The key to navigating uncertainty for brands is to focus on building the best possible understanding of the underlying factors that drive demand for their products. AI and machine learning are a great solution for this as they offer the possibility to incorporate a much broader range of internal and external sources of data than traditional techniques. The latest generation of ML methods are able to drive as much as a 20 percent improvement in the accuracy of demand forecasts. For example by incorporating: high-street footfall, consumer search activity, website engagement, and weather data in addition to traditional internal data like sales data and marketing activity. Crucially, machine learning can learn the subtle correlations between products, geographies, and this rich range of data, which is extremely valuable in making more accurate and granular forecasts during times of uncertainty. 

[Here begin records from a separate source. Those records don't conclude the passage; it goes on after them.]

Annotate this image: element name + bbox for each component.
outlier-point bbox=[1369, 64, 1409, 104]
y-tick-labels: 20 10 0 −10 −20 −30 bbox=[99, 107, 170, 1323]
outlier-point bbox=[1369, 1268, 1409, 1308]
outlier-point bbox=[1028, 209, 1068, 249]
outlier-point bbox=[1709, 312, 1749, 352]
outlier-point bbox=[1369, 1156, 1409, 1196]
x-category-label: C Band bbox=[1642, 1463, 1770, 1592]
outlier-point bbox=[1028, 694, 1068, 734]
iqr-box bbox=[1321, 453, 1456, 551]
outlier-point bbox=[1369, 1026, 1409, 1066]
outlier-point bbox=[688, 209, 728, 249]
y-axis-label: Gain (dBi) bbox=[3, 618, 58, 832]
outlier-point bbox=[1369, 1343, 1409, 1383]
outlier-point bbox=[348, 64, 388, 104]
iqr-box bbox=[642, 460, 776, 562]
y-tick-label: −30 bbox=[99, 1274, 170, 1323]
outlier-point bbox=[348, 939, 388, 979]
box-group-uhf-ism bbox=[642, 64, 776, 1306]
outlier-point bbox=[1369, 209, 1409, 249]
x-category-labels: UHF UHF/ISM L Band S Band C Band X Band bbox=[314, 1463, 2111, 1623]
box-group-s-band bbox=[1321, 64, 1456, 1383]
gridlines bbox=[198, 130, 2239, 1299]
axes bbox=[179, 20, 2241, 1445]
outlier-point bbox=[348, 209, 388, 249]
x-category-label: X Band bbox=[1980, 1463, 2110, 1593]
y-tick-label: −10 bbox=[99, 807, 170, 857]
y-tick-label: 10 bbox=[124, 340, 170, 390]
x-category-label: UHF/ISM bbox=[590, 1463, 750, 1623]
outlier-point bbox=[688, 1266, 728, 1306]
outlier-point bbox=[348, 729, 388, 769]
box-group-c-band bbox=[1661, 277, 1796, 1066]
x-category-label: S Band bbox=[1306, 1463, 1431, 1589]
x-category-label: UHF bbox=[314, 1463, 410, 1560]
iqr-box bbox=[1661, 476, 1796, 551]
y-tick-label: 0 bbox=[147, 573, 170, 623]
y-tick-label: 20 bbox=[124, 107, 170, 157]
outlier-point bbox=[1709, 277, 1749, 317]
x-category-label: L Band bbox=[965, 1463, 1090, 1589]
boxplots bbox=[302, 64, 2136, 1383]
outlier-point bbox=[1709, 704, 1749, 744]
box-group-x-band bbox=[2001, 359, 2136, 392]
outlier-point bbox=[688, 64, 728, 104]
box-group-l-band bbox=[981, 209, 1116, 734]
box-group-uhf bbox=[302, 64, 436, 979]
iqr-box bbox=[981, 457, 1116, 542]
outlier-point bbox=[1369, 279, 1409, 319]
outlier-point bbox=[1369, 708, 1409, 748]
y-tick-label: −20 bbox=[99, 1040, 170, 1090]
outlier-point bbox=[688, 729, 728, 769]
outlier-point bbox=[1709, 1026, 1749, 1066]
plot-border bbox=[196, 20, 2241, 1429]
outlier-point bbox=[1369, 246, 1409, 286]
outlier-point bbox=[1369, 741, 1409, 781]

Why are product and geographical trends important? To use the classic lemonade stand example, let’s say you are a lemonade seller but are trying to add brownies to your range. In the first instance, you will have zero data about demand on your street for brownies. However, because you have ongoing sales and lots of historical data for the lemonade that you already sell, you will pretty quickly be able to start seeing how sales of brownies correlate with your lemonade sales. This creates an opportunity for you to get better at forecasting demand for brownies than you would have been able to if you were starting from scratch. This is where product trends can be key to demand forecasts.  

Now, imagine you are going to start selling lemonade on different streets and maybe even in the next town over. Clearly, the demand dynamics are going to differ somewhat – there might already be a lemonade stall in the area or different numbers of dog walkers, but the base level data such as weather and time of year will probably have a similar impact on demand in these different places. Similar streets are also likely to share similar demand profiles. This creates the opportunity to learn about how demand might pan out in your new target streets more quickly, thanks to what you already know about the first. This is how geographical trends can come into play. 

With this knowledge, brands aren’t restricted to long-term forecasting based on a high-level understanding of customer behaviour and aggregate sales data. Instead, they can monitor these more granular metrics in real time, forecast short term demand fluctuations, and react accordingly by making optimisation decisions around pricing and logistics in a precise and highly-targeted way.

That real-time insight is vital now more than ever; with the gap between restrictions having been eased but before any “new normal” being established likely to be the most uncertain period yet of the last two years. 

The Covid-19 pandemic has exposed weaknesses in forecasting systems and the instincts of traditional ways of doing business across the world, but it has also presented an opportunity to re-set, innovate, and radically improve the economics and efficiencies of forecasting tools. If the success of the NHS Early Warning System is anything to go by, the best brands are getting ahead by using these techniques to predict demand in a way that is more robust, more flexible, and built on a solid foundation of data analysis. If it saved lives for the NHS, it will save money and improve customer experience for retailers.